During our conversation at Abbey Road, Cooney notes that ”one of the very cool parts of our studio [DreamWorks] is that we are given a very open play … just freedom to try different styles and really make a movie feel like its own specific thing” and that Pierre-Oliver Vincent and Carlos Fernandez Puertolas were given the freedom to create “an animation style that’s completely different than any of the other movies at our studio,” she adds.

“I think the fact that we are given that very long leash with it has really made so many different kinds of special projects.”

And the fact that there’s “no house style,” as DeMicco put it, “that helps the artist feel free to invent and to explore and to express themselves.”

In this day and age, it’s tricky releasing an original movie of any stripe, but the Universal animated studios — DreamWorks and Illumination Entertainment — have become rather good at it, though they’re developed with all due care.

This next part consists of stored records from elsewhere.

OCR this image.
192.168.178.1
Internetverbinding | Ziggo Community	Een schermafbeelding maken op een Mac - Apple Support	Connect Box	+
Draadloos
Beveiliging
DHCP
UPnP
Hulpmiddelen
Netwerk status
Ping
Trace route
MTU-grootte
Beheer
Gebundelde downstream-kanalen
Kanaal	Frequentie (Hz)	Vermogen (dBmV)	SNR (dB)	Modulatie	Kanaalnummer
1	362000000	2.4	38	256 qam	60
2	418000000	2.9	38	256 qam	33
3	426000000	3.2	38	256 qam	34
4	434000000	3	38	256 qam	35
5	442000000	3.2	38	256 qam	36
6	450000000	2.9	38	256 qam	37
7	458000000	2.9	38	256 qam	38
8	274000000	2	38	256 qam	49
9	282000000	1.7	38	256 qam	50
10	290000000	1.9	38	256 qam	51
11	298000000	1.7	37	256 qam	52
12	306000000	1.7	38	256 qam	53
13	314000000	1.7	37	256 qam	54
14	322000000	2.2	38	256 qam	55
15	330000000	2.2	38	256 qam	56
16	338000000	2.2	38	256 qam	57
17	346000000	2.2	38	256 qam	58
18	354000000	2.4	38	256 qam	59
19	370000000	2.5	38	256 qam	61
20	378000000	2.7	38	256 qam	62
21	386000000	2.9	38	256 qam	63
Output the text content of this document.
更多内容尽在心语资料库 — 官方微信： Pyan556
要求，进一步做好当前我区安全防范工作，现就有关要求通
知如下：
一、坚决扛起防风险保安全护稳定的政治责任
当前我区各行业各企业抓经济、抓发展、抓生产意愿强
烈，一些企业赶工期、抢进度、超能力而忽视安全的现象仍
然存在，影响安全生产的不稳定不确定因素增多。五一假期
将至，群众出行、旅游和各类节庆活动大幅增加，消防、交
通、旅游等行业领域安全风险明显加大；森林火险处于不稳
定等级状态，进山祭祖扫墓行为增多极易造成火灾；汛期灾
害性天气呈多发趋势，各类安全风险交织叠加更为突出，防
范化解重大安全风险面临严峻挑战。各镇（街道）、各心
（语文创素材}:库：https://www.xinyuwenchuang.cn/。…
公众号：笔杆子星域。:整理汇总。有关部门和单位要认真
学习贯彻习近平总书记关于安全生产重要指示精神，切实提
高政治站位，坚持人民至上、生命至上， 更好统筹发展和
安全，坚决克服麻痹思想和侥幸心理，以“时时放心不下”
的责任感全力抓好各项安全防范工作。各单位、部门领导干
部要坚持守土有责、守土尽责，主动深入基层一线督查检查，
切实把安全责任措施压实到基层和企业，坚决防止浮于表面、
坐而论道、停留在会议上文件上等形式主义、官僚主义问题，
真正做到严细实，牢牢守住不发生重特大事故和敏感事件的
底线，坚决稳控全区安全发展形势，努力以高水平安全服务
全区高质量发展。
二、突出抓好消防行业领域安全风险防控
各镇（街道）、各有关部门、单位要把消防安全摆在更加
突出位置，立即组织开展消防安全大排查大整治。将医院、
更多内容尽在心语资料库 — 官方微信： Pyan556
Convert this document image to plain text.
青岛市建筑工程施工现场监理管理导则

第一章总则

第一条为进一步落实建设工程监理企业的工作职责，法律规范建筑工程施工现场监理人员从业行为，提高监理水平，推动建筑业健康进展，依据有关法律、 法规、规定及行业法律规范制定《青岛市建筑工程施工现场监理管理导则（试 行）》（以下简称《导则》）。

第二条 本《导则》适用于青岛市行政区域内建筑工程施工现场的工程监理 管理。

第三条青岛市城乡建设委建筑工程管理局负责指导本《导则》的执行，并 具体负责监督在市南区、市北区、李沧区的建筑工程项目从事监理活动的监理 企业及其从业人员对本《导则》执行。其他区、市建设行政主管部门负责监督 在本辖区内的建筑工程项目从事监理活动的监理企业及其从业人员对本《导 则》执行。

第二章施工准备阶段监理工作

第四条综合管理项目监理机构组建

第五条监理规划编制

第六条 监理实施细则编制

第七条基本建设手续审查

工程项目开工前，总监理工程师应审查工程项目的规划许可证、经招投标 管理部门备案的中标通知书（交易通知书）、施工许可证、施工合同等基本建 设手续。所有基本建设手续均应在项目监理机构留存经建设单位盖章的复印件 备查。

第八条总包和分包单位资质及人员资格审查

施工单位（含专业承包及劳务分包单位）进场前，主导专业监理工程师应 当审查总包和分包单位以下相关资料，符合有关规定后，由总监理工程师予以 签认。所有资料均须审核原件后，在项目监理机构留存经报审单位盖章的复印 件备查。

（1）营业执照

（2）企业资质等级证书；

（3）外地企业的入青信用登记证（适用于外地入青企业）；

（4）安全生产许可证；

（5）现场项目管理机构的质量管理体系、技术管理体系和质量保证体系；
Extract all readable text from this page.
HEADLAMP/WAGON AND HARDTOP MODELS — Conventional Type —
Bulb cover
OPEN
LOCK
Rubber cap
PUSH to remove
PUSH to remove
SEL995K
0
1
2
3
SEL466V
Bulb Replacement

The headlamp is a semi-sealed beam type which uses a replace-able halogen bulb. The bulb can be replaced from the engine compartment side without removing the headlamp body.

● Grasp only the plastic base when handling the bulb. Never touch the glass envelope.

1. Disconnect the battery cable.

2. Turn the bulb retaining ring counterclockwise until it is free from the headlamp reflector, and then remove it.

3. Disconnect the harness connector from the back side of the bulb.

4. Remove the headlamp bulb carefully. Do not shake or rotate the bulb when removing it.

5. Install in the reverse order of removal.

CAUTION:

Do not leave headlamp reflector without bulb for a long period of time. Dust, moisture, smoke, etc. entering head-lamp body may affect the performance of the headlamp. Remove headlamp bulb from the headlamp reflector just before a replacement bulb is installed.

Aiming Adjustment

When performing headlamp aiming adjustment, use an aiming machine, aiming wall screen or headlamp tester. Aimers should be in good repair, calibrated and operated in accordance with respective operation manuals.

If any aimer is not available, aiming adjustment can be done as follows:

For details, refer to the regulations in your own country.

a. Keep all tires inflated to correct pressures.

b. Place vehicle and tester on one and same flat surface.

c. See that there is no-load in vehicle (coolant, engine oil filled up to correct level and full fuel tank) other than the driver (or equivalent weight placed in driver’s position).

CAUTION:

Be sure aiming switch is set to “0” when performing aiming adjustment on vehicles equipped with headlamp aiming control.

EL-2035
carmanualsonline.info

Of course they are.

Now, just to be clear about Ruby and her family: Ruby has two arms and three leg tentacles, as a kraken. Her mother has four, and grandma has  five, though Pearl says it’s six.

Apparently kraken grow more tentacles as they grow older.

“Who even knows how old grandmama is? You know, she’s maybe hundreds of years old. We haven’t talked about that,” DeMicco laughs.

Ruby has to go away from her home to find out who she really is, and I idly wondered if there was any echo of, say, the Duke and Duchess of Sussex, Harry and Meghan, who had to depart the UK to be more clear about who they are and what they stand for.

Cooney nods that there’s “some art imitating life there, yeah.”